Меня точно обухом по голове ударили, я раскрыл рот, не понимая, что происходит.
– Простите, миссис Уилсон, - пролепетала Элла, вставая.
– Он так меня просил...
– Он ведь маленький, несмышленый, и ты это прекрасно знаешь!
– не унималась бабушка.
Элла потупилась и ушла в дом.
– Бабушка, бабушка, она же не досказала!
– взмолился я, хоть и чувствовал, что надо молчать.
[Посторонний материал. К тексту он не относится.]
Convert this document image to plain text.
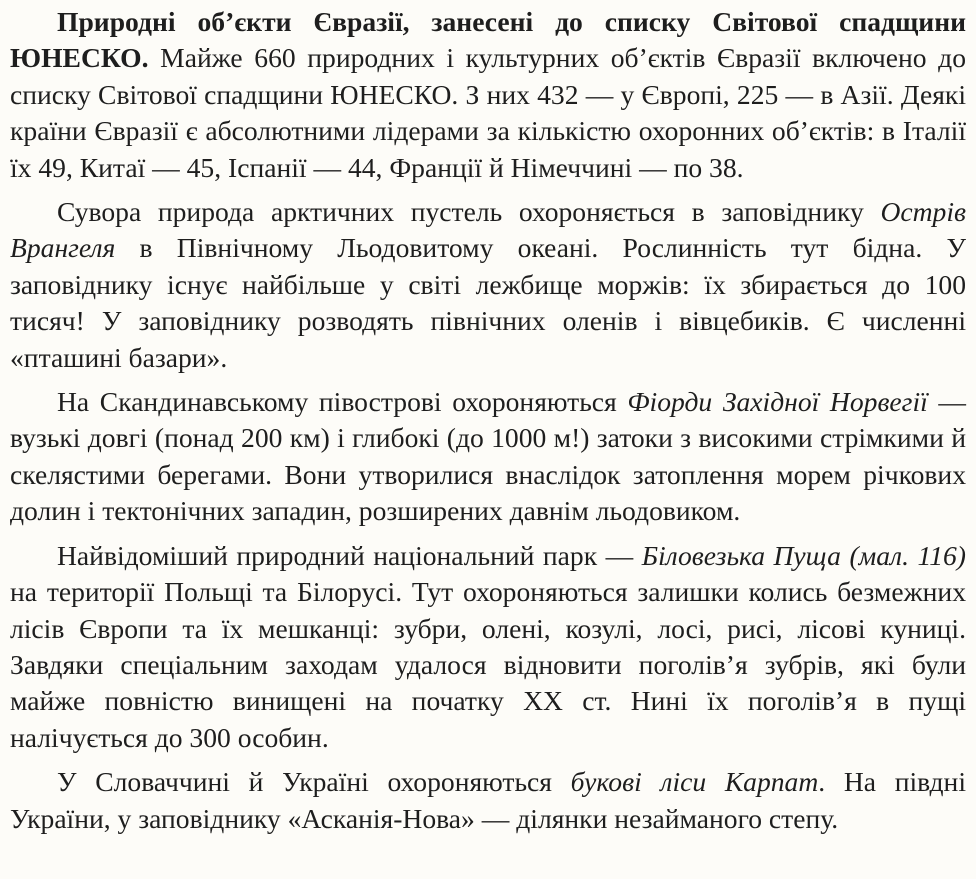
Природні об’єкти Євразії, занесені до списку Світової спадщини ЮНЕСКО. Майже 660 природних і культурних об’єктів Євразії включено до списку Світової спадщини ЮНЕСКО. З них 432 — у Європі, 225 — в Азії. Деякі країни Євразії є абсолютними лідерами за кількістю охоронних об’єктів: в Італії їх 49, Китаї — 45, Іспанії — 44, Франції й Німеччині — по 38.

Сувора природа арктичних пустель охороняється в заповіднику Острів Врангеля в Північному Льодовитому океані. Рослинність тут бідна. У заповіднику існує найбільше у світі лежбище моржів: їх збирається до 100 тисяч! У заповіднику розводять північних оленів і вівцебиків. Є численні «пташині базари».

На Скандинавському півострові охороняються Фіорди Західної Норвегії — вузькі довгі (понад 200 км) і глибокі (до 1000 м!) затоки з високими стрімкими й скелястими берегами. Вони утворилися внаслідок затоплення морем річкових долин і тектонічних западин, розширених давнім льодовиком.

Найвідоміший природний національний парк — Біловезька Пуща (мал. 116) на території Польщі та Білорусі. Тут охороняються залишки колись безмежних лісів Європи та їх мешканці: зубри, олені, козулі, лосі, рисі, лісові куниці. Завдяки спеціальним заходам удалося відновити поголів’я зубрів, які були майже повністю винищені на початку XX ст. Нині їх поголів’я в пущі налічується до 300 особин.

У Словаччині й Україні охороняються букові ліси Карпат. На півдні України, у заповіднику «Асканія-Нова» — ділянки незайманого степу.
Но бабушка размахнулась и ударила меня по губам тыльной стороной руки.
– Замолчи!
– прошипела она.
– Ты сам не понимаешь, что говоришь!
– Мне же интересно, что было дальше!
– хныкал я, заранее увертываясь от второго удара.
– Вот они, козни дьявола!
– возопила она.
Бабушка была хоть и негритянка, но кожа у нее была белая, и все принимали ее за белую. Ее дряблые щеки дрожали, огромные, широко расставленные черные глаза в глубоких глазницах горели гневом, губы вытянулись в ниточку, высокий лоб был грозно нахмурен. Когда бабушка сердилась, веки ее опускались, полуприкрывая зрачки, и это было особенно страшно.